By Sylvia Gurinsky
Here's a chance for Gov. Rick Scott to raise that horrible 29 percent approval rating: By joining the campaign to keep Miami Central and Miami Edison high schools open.
Since 2008, both schools have been on what amounts to a probationary list by the state of Florida for consecutive FCAT scores of "F." Both schools have improved to a "C" by changing administrators, teachers and teaching policies. Miami Central even got a high-profile visit earlier this year from President Barack Obama, who was accompanied by former Gov. Jeb Bush.
Both schools are historic: Miami Edison's origins in Lemon City predate the incorporation of the City of Miami; its alumni include former U.S. Sen. Bob Graham. Miami Central's opening coincided with the beginning of the Space Age; its sports teams are named the Rockets.
The schools apparently had some FCAT fallback this year because of guideline changes.
Alternatives for the schools include closing them, privatizing them or turning them into charter schools. Entrepreneurs of the latter two are probably licking their chops at the possibilities, while parents, students, teachers, administrators and community members are agonizing at the possible marginalization of two central places in the Liberty City and Little Haiti communities.

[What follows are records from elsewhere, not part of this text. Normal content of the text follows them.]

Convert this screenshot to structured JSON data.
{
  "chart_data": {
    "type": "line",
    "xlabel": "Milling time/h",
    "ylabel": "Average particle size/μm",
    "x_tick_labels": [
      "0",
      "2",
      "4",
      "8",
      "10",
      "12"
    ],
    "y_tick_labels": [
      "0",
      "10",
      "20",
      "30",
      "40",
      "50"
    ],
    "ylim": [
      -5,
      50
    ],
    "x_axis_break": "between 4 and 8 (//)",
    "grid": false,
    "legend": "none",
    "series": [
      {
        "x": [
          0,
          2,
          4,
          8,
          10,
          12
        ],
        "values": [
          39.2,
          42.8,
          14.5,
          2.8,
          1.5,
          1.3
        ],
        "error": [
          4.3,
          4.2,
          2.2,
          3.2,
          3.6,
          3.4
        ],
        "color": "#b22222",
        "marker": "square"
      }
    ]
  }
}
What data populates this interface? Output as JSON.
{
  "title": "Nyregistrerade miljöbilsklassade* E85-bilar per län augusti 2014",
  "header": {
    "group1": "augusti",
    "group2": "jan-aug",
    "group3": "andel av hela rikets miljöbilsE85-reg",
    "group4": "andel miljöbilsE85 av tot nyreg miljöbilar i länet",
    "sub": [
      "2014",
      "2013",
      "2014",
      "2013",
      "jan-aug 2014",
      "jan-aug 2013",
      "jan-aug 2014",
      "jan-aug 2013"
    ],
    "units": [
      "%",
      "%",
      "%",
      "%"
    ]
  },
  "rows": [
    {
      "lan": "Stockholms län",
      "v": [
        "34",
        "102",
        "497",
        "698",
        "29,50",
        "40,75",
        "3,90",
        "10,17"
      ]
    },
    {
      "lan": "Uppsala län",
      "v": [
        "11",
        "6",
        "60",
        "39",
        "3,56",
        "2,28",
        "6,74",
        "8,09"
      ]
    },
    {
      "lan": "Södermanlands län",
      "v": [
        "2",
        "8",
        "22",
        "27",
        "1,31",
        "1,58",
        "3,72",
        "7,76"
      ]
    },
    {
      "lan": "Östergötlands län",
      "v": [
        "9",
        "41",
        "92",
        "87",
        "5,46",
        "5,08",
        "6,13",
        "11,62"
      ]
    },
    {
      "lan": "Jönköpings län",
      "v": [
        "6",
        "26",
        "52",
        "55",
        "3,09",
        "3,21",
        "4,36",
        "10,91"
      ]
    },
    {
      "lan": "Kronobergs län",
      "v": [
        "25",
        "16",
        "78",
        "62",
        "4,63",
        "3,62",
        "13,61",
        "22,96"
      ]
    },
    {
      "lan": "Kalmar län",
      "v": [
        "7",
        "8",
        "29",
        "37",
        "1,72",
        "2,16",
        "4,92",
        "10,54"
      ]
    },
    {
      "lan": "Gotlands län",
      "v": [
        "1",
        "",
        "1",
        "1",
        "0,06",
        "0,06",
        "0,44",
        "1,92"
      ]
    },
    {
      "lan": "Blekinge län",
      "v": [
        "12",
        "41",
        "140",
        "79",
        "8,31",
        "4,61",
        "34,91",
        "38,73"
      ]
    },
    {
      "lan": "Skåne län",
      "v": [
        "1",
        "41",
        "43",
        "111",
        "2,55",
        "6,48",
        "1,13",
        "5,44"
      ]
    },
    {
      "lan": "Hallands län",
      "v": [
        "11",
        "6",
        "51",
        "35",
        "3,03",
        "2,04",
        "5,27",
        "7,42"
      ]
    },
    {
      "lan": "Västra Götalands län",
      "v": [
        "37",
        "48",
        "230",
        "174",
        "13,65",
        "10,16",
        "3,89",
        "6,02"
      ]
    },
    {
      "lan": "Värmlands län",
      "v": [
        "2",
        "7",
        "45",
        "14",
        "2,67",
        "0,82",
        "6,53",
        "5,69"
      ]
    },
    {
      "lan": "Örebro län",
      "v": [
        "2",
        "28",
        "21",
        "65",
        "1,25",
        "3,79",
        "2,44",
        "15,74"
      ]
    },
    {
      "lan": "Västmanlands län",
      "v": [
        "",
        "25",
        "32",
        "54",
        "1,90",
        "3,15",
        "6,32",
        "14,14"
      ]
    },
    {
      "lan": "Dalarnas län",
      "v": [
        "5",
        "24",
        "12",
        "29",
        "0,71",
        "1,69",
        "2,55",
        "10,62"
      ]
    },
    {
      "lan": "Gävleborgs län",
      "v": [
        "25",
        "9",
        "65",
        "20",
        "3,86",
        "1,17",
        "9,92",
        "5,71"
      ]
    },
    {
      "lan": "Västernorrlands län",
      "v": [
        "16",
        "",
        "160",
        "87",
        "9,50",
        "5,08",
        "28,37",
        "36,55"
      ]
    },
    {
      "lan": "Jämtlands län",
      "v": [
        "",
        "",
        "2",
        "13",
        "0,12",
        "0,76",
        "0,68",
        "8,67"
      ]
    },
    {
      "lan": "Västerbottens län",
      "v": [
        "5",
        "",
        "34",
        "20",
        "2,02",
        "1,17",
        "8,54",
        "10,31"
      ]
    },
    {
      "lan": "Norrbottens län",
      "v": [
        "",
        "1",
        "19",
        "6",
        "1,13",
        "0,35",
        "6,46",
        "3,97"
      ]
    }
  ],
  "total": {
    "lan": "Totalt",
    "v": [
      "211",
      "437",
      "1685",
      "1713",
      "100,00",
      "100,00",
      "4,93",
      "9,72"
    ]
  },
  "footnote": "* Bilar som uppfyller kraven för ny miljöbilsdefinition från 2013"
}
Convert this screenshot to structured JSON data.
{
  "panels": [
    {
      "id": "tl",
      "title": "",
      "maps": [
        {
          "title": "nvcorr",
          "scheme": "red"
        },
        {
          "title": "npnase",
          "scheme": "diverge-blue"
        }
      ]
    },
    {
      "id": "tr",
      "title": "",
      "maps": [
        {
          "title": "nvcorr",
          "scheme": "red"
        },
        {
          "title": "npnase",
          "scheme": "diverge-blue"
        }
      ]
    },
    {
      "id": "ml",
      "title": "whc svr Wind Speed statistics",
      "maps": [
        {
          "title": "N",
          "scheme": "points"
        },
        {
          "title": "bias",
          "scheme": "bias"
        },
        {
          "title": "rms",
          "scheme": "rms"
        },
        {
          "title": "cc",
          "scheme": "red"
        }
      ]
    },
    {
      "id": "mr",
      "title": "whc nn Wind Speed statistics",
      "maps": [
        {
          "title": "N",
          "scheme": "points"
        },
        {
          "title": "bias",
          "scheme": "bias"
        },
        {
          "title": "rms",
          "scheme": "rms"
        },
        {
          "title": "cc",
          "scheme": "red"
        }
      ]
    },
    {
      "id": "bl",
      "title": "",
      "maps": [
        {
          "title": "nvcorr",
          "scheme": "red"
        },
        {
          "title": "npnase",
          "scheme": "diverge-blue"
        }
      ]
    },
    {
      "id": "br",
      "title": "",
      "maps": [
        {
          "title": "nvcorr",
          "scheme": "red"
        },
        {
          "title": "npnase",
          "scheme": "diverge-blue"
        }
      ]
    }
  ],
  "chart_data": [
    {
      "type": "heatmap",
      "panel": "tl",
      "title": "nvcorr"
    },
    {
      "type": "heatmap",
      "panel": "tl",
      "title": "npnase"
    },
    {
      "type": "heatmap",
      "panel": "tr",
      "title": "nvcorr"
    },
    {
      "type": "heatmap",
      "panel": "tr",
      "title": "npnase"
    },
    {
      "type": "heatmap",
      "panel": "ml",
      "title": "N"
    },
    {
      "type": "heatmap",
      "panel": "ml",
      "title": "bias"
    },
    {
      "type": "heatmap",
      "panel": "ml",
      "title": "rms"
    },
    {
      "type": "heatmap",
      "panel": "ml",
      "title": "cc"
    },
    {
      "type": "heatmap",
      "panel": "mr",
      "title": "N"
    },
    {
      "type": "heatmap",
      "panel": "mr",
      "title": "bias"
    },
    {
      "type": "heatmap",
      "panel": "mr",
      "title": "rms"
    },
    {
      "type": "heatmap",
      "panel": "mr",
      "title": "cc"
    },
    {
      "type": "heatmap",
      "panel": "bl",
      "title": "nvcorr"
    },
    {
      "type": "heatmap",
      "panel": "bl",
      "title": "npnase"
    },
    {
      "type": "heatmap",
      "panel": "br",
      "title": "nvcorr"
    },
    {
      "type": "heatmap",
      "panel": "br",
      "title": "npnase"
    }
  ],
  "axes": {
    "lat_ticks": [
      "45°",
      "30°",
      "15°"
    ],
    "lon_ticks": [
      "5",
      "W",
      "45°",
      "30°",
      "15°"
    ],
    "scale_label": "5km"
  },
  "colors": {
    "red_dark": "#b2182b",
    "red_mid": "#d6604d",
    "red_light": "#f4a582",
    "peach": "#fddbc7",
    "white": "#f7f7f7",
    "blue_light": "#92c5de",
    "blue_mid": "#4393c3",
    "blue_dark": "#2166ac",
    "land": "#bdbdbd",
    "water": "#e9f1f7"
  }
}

To his credit, Miami-Dade School Superintendent Alberto Carvalho has vowed to fight to keep Miami Edison and Miami Central open as public schools. Will any of this influence Florida's Board of Education and interim Education Commissioner John Winn?
Some heavier hitters will be needed. For sure, Bush and Graham need to get involved in saving these schools. Miami New Times' recommendation of a student sit-in isn't a bad idea. Some legal help might be needed, too; the question of whether closing or altering the schools might be considered a discriminatory move in these communities is relevant.
But the person with the biggest influence currently lives at 10 Adams Street in Tallahassee. Rick Scott can gain a lot of goodwill if he persuades Winn and the board to keep the doors fully open at Miami Central and Miami Edison.